The undergraduate student government’s Election Board chair might face dismissal after proposing amendments to the election code that some council members claim violate the First Amendment.
The Undergraduate Students Association Council sent Election Board Chair Jack Price a letter Thursday informing him of a formal hearing Tuesday to review his performance and make a decision on whether to remove him from his position.
The hearing follows an amendment the election board proposed March 1 that would increase independent candidates’ spending cap by $200. The election code states candidates running for executive positions are allowed to spend around $900, and nonexecutive position candidates can spend around $700. USAC President Arielle Yael Mokhtarzadeh said the proposed amendment would be a violation of students’ constitutional right to free association because it would disincentivize students from joining slates, which are campus political parties.
“In bringing forth a policy that clearly and explicitly violates students’ rights, (Price) is in violation of the USAC bylaws and his duties as an election board chair,” Mokhtarzadeh said.
At Tuesday’s USAC meeting, Price presented a revised version of the proposed amendments that did not include the $200 spending cap increase for independent candidates. However, Mokhtarzadeh said the council still made additional recommendations to the proposal, such as equally dividing the costs of slates’ campaign material among all their candidates.
“(The revisions) did address the issues; however, the election board had not done their due diligence,” Mokhtarzadeh said. “We as a council spent an hour and a half trying to fix the election code, which is not appropriate for us to do.”
Mokhtarzadeh said she does not think it was the council’s role to have made additional recommendations since the election board is supposed to serve as the neutral advisor on election issues.
In the letter Mokhtarzdeh sent Price informing him of the hearing, she said Price violated several of his obligations, including maintaining impartiality and ensuring his duties are carried out under the USAC constitution and bylaws.
Price, who chose to have the hearing made public, said he plans to address these allegations during the hearing. He added he thinks the board serves as an impartial advisor that brings all proposals to the council.

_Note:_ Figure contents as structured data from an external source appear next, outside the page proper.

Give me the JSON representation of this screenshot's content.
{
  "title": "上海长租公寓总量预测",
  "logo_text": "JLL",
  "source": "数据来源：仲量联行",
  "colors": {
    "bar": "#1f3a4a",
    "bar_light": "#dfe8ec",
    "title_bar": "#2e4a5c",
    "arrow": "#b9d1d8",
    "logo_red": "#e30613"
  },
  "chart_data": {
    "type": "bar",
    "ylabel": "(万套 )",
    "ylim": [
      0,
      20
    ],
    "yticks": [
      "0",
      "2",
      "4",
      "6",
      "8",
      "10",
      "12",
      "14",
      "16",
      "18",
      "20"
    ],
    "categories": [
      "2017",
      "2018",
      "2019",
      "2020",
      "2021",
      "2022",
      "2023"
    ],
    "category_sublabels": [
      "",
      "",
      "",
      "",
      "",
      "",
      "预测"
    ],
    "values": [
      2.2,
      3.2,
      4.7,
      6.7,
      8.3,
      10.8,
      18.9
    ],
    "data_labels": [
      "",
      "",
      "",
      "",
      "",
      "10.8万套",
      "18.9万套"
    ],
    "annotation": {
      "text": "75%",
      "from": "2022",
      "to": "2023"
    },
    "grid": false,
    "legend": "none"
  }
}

“The election board is made up of seven folks and we disagree with what is the best and impartial way to do things,” Price said. “We all wanted to be equitable but there were differences in how to make that happen and I wanted to make sure I brought all proposals to the council.”
He said he brought the proposed amendments to the council to start a discussion and ensure a fair election.

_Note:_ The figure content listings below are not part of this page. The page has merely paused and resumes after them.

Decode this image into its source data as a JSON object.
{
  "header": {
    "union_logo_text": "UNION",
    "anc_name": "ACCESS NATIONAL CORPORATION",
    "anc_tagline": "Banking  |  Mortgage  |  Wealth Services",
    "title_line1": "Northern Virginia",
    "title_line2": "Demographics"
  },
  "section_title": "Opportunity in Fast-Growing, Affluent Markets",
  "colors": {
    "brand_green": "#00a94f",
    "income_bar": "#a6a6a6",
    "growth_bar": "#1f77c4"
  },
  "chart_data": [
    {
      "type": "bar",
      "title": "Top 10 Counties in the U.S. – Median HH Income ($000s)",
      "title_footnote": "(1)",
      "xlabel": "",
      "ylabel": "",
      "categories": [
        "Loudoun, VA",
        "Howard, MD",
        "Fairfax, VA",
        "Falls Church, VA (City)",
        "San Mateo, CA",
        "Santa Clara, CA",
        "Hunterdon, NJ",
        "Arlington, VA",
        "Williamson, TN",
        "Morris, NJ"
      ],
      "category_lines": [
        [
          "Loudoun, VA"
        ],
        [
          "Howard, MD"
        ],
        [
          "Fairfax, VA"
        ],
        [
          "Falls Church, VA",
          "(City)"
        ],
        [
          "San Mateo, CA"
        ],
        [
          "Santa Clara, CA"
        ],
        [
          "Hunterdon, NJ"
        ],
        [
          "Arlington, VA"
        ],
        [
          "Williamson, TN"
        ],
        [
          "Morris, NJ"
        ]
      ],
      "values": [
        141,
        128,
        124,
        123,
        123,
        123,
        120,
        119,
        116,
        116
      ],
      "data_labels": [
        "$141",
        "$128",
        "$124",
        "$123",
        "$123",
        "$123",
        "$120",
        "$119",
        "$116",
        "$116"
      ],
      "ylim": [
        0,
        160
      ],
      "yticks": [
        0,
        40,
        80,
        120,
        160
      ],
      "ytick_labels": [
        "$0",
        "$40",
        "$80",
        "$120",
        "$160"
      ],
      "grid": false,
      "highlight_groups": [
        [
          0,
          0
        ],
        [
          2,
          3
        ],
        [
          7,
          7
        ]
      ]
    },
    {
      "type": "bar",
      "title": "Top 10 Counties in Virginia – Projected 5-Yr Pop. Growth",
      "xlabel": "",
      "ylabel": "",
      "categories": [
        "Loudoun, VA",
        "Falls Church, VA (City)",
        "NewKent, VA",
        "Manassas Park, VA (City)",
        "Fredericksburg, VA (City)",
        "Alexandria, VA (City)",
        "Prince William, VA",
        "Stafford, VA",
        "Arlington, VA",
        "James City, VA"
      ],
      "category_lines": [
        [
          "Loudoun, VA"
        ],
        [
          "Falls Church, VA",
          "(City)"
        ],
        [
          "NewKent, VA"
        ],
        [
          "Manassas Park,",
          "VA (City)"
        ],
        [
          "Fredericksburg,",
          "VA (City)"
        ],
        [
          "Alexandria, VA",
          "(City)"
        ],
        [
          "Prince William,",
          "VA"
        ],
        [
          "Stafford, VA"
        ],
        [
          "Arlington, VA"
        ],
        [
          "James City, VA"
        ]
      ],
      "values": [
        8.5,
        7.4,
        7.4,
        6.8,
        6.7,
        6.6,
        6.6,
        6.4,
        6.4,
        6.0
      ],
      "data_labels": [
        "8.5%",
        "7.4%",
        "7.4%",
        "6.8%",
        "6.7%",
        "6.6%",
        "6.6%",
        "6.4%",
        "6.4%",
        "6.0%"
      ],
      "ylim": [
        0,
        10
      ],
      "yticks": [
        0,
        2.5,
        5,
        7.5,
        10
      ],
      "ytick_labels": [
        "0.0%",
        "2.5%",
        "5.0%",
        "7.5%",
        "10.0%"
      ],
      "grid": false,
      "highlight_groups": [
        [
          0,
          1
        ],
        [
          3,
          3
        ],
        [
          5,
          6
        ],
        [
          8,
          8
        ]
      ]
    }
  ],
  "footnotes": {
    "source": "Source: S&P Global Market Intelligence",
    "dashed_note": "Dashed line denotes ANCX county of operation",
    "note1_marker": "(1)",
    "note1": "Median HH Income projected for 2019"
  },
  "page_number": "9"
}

“Even though council didn’t cast a vote on the election board amendments, they discussed them, worked around them and they gave their opinions on them,” Price said. “That’s a conversation that has started successfully and is continuing to move forward.”
USAC Academic Affairs Commissioner Divya Sharma said he thinks the council should be more lenient and understanding of Price and other students in leadership positions.
“It’s unfair to say we’re taking a leadership position away because they didn’t comply with one or two things council said,” Sharma said. “(The council) is the last to vote on this code so if it’s not the way we want, we can change it.”
Sharma added he thinks Price, who was appointed in November, did not have enough time to review the election code before submitting recommendations. He added the bylaws required Mokhtarzadeh to appoint an election board chair by week one of fall quarter.
“(Mokhtarzadeh) appointed him in November, far later than the week one deadline,” Sharma said. “(Price) was appointed 10 weeks ago and he was basically forced to look through the entire code.”
Price said he does not think the hearing will cause any delays in the upcoming election.
Price acknowledged his original proposal may not have been perfect, but he said he is working toward coming to an agreement with the council on the rules in time for the election.
“The first set of recommendations we sent was not up to par but I’ve learned from it personally,” Price said.